A l'occasion du changement de gouvernement, le « ministère de la transition écologique et solidaire » est devenu tout simplement le « ministère de la transition écologique ». Le mot « solidaire » a disparu... Il faut dire que la volonté systématique de vouloir transformer la « crainte » en « espérance » par le biais d'un artifice, comme lorsque l’on parle de sobriété ou de la frugalité « heureuse », commençait à devenir grotesque... Le ministère en charge de l'environnement aurait dû cependant perdre bien davantage que cet attribut ridicule. Depuis presque 20 ans en effet, son périmètre et son importance n'ont cessé d'enfler. Pour notre plus grand malheur, dans son escarcelle sont tombés l'un après l'autre les domaines des transports et de l'équipement, du logement et de l'énergie ! En fait, au sein des gouvernements qui se sont succédés, l'élaboration de politiques capitales a été confiée à un acteur qui n’a jamais eu les compétences adéquates.

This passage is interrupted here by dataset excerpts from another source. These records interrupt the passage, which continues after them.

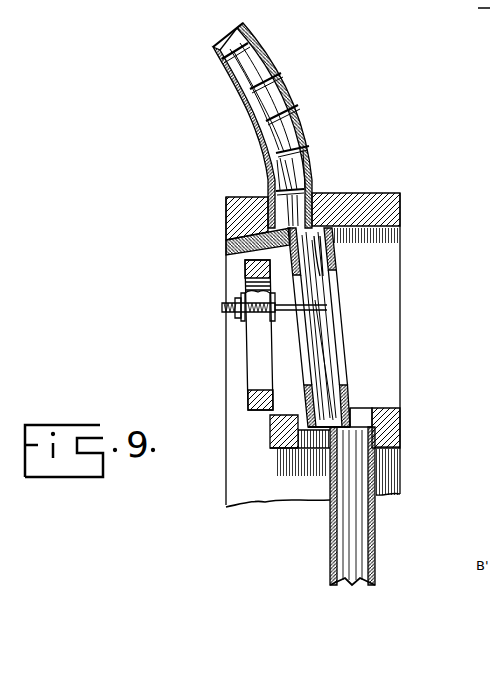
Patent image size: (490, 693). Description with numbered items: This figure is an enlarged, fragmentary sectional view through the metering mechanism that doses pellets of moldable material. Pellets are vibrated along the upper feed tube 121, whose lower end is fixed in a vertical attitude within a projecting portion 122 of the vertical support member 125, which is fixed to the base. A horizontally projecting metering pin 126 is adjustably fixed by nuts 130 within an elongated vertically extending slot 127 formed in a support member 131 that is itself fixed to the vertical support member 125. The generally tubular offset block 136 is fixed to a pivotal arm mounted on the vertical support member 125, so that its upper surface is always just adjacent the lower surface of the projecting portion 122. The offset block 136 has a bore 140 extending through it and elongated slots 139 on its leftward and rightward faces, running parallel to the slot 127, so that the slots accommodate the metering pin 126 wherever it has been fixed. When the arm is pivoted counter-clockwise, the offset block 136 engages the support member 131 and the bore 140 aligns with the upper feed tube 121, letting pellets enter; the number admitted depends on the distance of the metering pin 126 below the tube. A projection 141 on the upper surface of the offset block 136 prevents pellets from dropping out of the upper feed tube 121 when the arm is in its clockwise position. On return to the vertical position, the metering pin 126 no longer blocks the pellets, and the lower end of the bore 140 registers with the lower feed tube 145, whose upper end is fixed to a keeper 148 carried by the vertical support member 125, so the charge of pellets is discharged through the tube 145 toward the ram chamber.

The upper feed tube 121 is at (309, 125).
The projecting portion 122 is at (356, 195).
The vertical support member 125 is at (384, 298).
The metering pin 126 is at (310, 304).
The elongated vertically extending slot 127 is at (255, 337).
The nuts 130 is at (243, 300).
The support member 131 is at (248, 392).
The offset block 136 is at (350, 398).
The elongated slots 139 is at (300, 360).
The bore 140 is at (311, 276).
The projection 141 is at (232, 252).
The lower feed tube 145 is at (330, 536).
The keeper 148 is at (272, 433).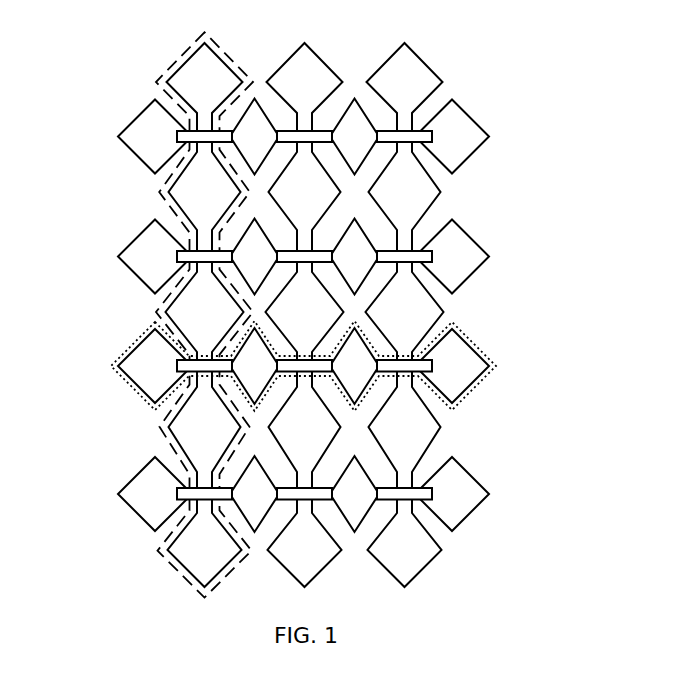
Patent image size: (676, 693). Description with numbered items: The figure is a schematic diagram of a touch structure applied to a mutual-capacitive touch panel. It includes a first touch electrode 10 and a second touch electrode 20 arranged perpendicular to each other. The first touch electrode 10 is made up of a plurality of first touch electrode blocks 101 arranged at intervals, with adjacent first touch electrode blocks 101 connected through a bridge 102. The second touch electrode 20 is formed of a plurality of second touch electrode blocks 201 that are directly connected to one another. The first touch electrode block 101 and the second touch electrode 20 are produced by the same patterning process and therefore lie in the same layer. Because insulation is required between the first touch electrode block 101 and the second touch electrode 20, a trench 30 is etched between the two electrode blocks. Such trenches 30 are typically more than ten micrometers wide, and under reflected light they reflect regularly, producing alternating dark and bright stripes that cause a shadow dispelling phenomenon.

The first touch electrode 10 is at (306, 352).
The first touch electrode block 101 is at (163, 373).
The bridge 102 is at (420, 370).
The second touch electrode 20 is at (156, 299).
The second touch electrode block 201 is at (197, 192).
The trench 30 is at (364, 177).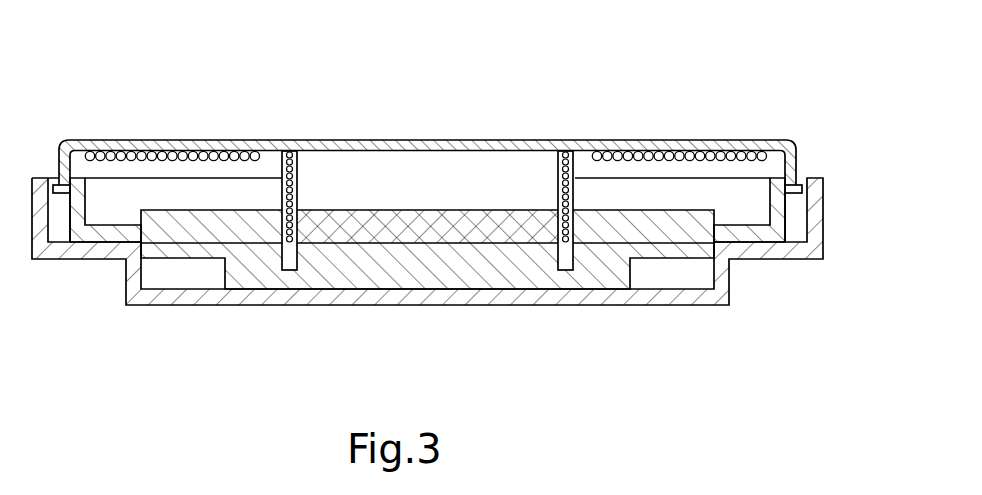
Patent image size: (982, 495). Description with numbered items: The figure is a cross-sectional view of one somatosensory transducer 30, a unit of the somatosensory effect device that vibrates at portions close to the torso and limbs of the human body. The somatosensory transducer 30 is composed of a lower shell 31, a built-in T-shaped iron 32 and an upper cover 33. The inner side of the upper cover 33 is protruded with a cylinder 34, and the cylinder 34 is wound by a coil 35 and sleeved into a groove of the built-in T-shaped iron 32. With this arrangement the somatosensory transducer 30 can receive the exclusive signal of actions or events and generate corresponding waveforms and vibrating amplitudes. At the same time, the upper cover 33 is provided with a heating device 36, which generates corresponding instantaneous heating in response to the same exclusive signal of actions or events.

The somatosensory transducer 30 is at (449, 201).
The lower shell 31 is at (456, 300).
The built-in T-shaped iron 32 is at (412, 222).
The upper cover 33 is at (327, 140).
The cylinder 34 is at (558, 165).
The coil 35 is at (578, 198).
The heating device 36 is at (142, 150).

A l'origine, ce ministère était simplement celui de la lutte contre les pollutions, les nuisances et les risques. Il agissait comme un « aiguillon » avec sa panoplie de règlements, d'interdictions et d'incitations qu'il tentait d’imposer à ses collègues ministres et par ricochets aux acteurs économiques. Son action faisait naître des tensions parce qu'il en résultait de nouvelles contraintes venant peser sur la rentabilité et la compétitivité économique. Le ministère de l’environnement n’avait pas toujours gain de cause et sortait régulièrement perdant des arbitrages interministériels. Cependant, grâce à cette « mouche du coche » agissant depuis la « périphérie », bon nombre de préoccupations environnementales finissait progressivement par être intégré dans les diverses politiques sectorielles. Ainsi, un compromis était trouvé entre les exigences économiques qui impliquaient nécessairement une dose de pollution et le souci de corriger certains effets pervers. Pour résumer, le ministère de l’environnement ne conduisait aucune des politiques majeures de l’Etat, mais les accompagnait pour essayer de les parfaire... 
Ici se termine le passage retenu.